Carl Icahn is looking for nearly $100 billion worth of share buybacks from Apple, he told CNBC Thursday.
The activist investor sent a message Thursday to Apple’s CEO Tim Cook that he believes Apple (AAPL) is too cheap. It’s trading at a price-to-equity multiple of less that half of where it should be for fiscal 2015, he claims. He wants the company to up its buyback program using some of its $133 billion net cash, which would help increase earnings-per-share returns for all shareholders.
When asked how big of a buyback he was looking for, Icahn hedged his bet before naming a price.
“I’d like to go all in, but they’d never do that,” said Icahn. “I’d like them to do a massive tender offer … as much as $100 billion. This would really change the whole paradigm.”
The note to Cook was co-signed by Icahn as well as his son Brett Icahn and director of Icahn Management David Schechter. They believe that Apple’s stock should be worth $203, more than double where it trades today.
“I look at things very simply, and simply, this is the greatest industry in the world right now, the mobile phone and the iPad. You really can’t compete with Apple,” said Carl Icahn. “It’s not a question of taking market share, just a question of how far Apple can go with this because they’ve built this great ecosystem.”
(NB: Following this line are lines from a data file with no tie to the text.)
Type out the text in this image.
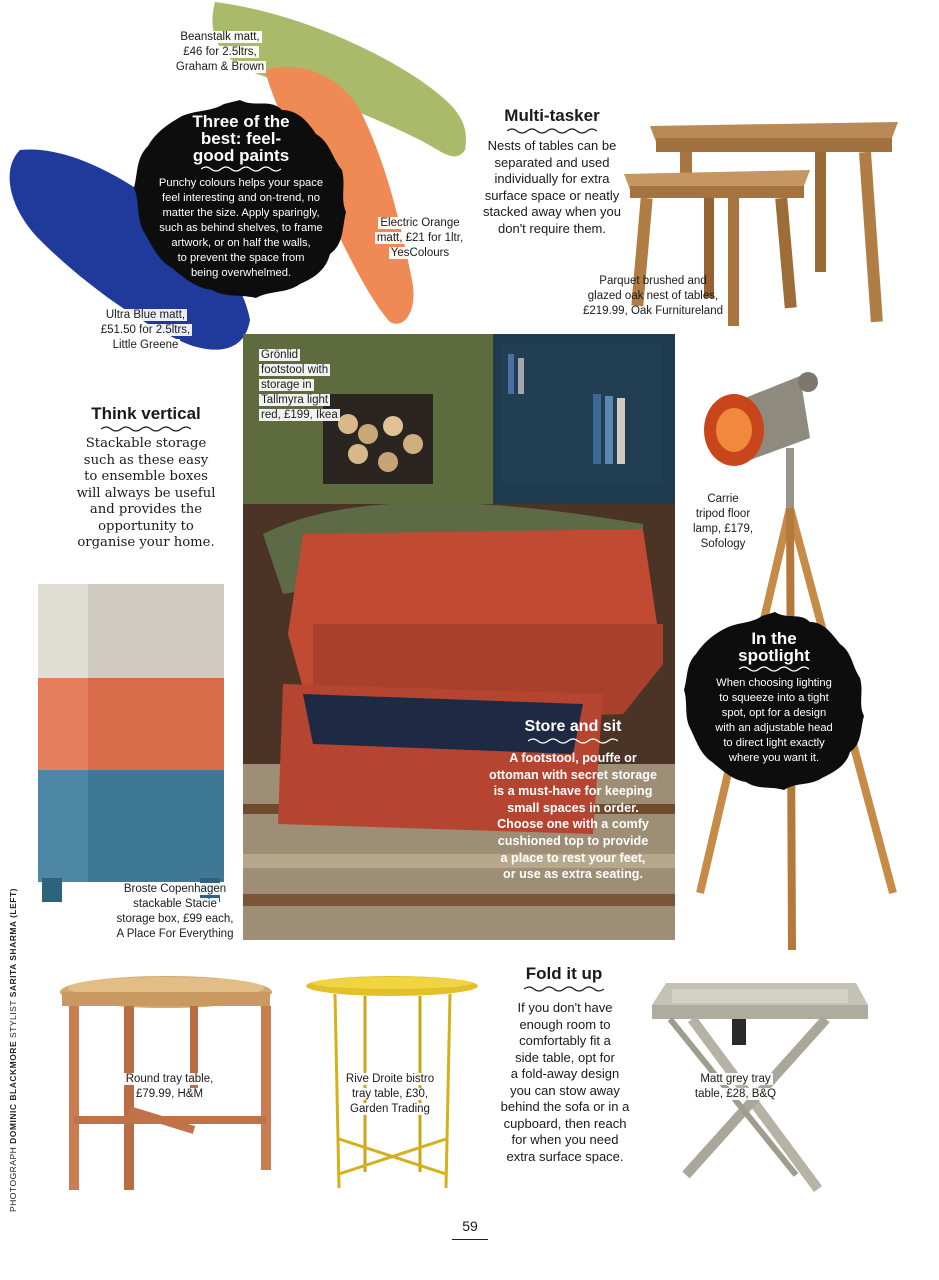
Three of the best: feel-good paints
Punchy colours helps your space
feel interesting and on-trend, no
matter the size. Apply sparingly,
such as behind shelves, to frame
artwork, or on half the walls,
to prevent the space from
being overwhelmed.
Beanstalk matt,
£46 for 2.5ltrs,
Graham & Brown
Electric Orange
matt, £21 for 1ltr,
YesColours
Ultra Blue matt,
£51.50 for 2.5ltrs,
Little Greene
Multi-tasker
Nests of tables can be
separated and used
individually for extra
surface space or neatly
stacked away when you
don't require them.
Parquet brushed and
glazed oak nest of tables,
£219.99, Oak Furnitureland
Think vertical
Stackable storage
such as these easy
to ensemble boxes
will always be useful
and provides the
opportunity to
organise your home.
Broste Copenhagen
stackable Stacie
storage box, £99 each,
A Place For Everything
Grönlid
footstool with
storage in
Tallmyra light
red, £199, Ikea
Store and sit
A footstool, pouffe or
ottoman with secret storage
is a must-have for keeping
small spaces in order.
Choose one with a comfy
cushioned top to provide
a place to rest your feet,
or use as extra seating.
Carrie
tripod floor
lamp, £179,
Sofology
In the spotlight
When choosing lighting
to squeeze into a tight
spot, opt for a design
with an adjustable head
to direct light exactly
where you want it.
Round tray table,
£79.99, H&M
Rive Droite bistro
tray table, £30,
Garden Trading
Fold it up
If you don't have
enough room to
comfortably fit a
side table, opt for
a fold-away design
you can stow away
behind the sofa or in a
cupboard, then reach
for when you need
extra surface space.
Matt grey tray
table, £28, B&Q
PHOTOGRAPH DOMINIC BLACKMORE STYLIST SARITA SHARMA (LEFT)
59
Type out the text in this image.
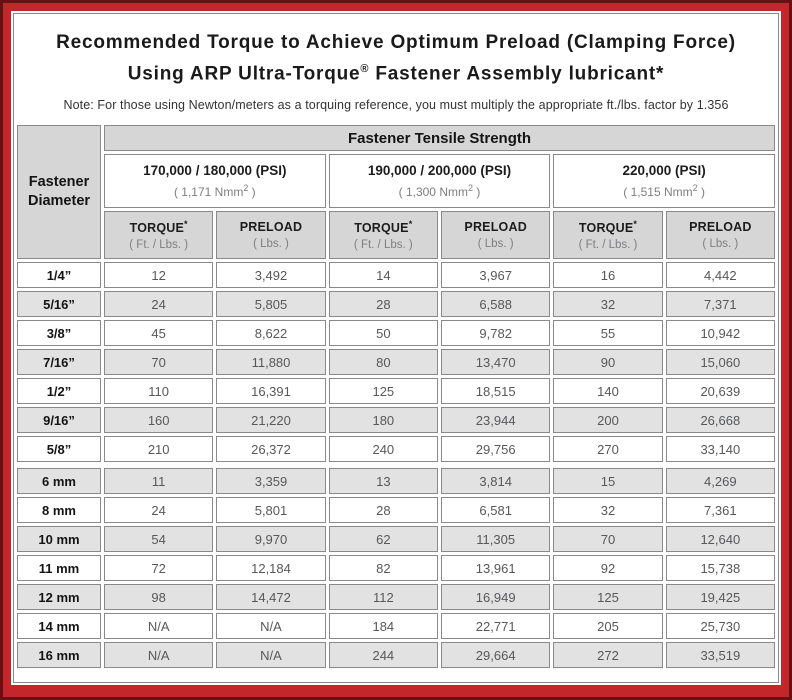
Recommended Torque to Achieve Optimum Preload (Clamping Force)
Using ARP Ultra-Torque® Fastener Assembly lubricant*
Note: For those using Newton/meters as a torquing reference, you must multiply the appropriate ft./lbs. factor by 1.356
Fastener
Diameter
Fastener Tensile Strength
170,000 / 180,000 (PSI)
( 1,171 Nmm$^2$ )
190,000 / 200,000 (PSI)
( 1,300 Nmm$^2$ )
220,000 (PSI)
( 1,515 Nmm$^2$ )
TORQUE*
( Ft. / Lbs. )
PRELOAD
( Lbs. )
TORQUE*
( Ft. / Lbs. )
PRELOAD
( Lbs. )
TORQUE*
( Ft. / Lbs. )
PRELOAD
( Lbs. )
1/4”	12	3,492	14	3,967	16	4,442
5/16”	24	5,805	28	6,588	32	7,371
3/8”	45	8,622	50	9,782	55	10,942
7/16”	70	11,880	80	13,470	90	15,060
1/2”	110	16,391	125	18,515	140	20,639
9/16”	160	21,220	180	23,944	200	26,668
5/8”	210	26,372	240	29,756	270	33,140
6 mm	11	3,359	13	3,814	15	4,269
8 mm	24	5,801	28	6,581	32	7,361
10 mm	54	9,970	62	11,305	70	12,640
11 mm	72	12,184	82	13,961	92	15,738
12 mm	98	14,472	112	16,949	125	19,425
14 mm	N/A	N/A	184	22,771	205	25,730
16 mm	N/A	N/A	244	29,664	272	33,519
Prior to releasing the note publicly, Carl Icahn spoke directly with Cook, who agrees that the company’s stock is undervalued. Cook remained non-committal when it came to the question of a tender offer, though Carl Icahn remains optimistic that it will happen.
“As an old poker player, I put all my chips in the pot that they will do this buyback,” he said.
Icahn isn’t the only billionaire investor who thinks Apple is undervalued. Omega Advisors founder Leon Cooperman told CNBC that he believes the stock is 20% undervalued.
Cooperman, who holds about 1.3 million Apple shares, isn’t taking the same tack as Icahn, though. He says he will leave it up to the company’s management on any share repurchases.
Icahn recently launched a campaign for online retailer eBay to spinoff its PayPal unit, which came to fruition last week.
He also pushed Apple for more share buybacks late last year, even launching a proxy campaign. He only backed down in February after the company repurchased about $14 billion shares–significantly less than the $136 billion Icahn had wanted.